This is about that second, as applied to characters.

The power of sheer gimmickry, when properly used, cannot be underestimated; a properly executed gimmick can make a character truly memorable.

The true definition of a gimmick is if an Alternate Universe or Reboot equivalent (or a Captain Ersatz) isn't "really" that character without the gimmick, then that's this.

To a professional wrestler, finding something within to magnify and project outward is almost as important as being physically conditioned or even wrestling in of itself. Have something that immediately lets fans pick one out from amongst their peers can give fans something to believe in, to relate to. Drawing people's attention is the first step to drawing crowds, interest can make crowds want to see one win... or get their head beat in, so long as they are interested enough to tune in or buy tickets. Simply dying a few hairs blonde did wonders for Sputnik Monroe. Randy Savage's memorable voice and odd way of speaking hyped fans for his matches that much more.

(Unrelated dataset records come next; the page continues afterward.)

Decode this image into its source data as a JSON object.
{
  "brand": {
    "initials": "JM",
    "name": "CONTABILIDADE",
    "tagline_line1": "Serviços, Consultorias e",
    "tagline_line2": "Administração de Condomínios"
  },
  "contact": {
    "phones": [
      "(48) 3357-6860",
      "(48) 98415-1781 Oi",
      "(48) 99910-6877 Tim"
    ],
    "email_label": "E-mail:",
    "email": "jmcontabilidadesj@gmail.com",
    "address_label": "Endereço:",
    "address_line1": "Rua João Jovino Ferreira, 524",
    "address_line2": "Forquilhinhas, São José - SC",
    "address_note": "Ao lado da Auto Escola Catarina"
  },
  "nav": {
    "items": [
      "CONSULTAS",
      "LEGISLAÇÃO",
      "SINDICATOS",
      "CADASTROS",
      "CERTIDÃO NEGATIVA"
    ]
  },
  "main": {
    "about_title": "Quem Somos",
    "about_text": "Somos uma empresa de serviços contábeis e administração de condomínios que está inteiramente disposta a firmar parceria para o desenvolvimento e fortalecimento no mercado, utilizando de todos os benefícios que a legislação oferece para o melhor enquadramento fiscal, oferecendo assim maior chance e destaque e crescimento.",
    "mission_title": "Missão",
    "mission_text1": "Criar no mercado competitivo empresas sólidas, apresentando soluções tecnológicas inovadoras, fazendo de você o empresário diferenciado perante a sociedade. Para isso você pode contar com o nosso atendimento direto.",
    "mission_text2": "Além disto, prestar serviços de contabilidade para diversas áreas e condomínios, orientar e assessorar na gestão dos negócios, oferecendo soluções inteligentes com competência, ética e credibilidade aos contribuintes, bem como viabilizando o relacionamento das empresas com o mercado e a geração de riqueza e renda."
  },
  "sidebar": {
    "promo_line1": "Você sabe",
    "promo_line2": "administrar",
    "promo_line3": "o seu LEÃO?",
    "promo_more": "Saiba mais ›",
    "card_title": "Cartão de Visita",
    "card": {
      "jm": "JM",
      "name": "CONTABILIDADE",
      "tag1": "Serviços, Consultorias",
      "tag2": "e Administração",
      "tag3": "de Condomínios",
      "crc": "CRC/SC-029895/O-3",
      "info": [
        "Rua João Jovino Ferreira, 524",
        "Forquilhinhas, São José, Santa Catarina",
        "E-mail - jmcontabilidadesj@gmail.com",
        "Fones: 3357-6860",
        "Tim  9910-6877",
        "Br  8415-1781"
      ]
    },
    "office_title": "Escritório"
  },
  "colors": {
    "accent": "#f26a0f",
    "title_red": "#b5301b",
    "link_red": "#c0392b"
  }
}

Most common in Comic Books and Professional Wrestling, but can show up elsewhere. See also Idiosyncrazy, for when a character's gimmick is driven by his insanity, rather than out of universe considerations.


Examples:

    open/close all folders 

     Comic Books  

  • Batman's gimmick in the Justice League is either his detective skills, or his sheer intellect.
  • Batman's Rogues Gallery is filled to the brim with these. To name some particularly famous cases:
    • The Joker provides an example of how far you can go without going outside your Gimmick: outside of the Silver Age, he defines the human version of the Monster Clown. Within the Silver Age and Silver Age styled settings, he's merely a prankster Villainous Harlequin.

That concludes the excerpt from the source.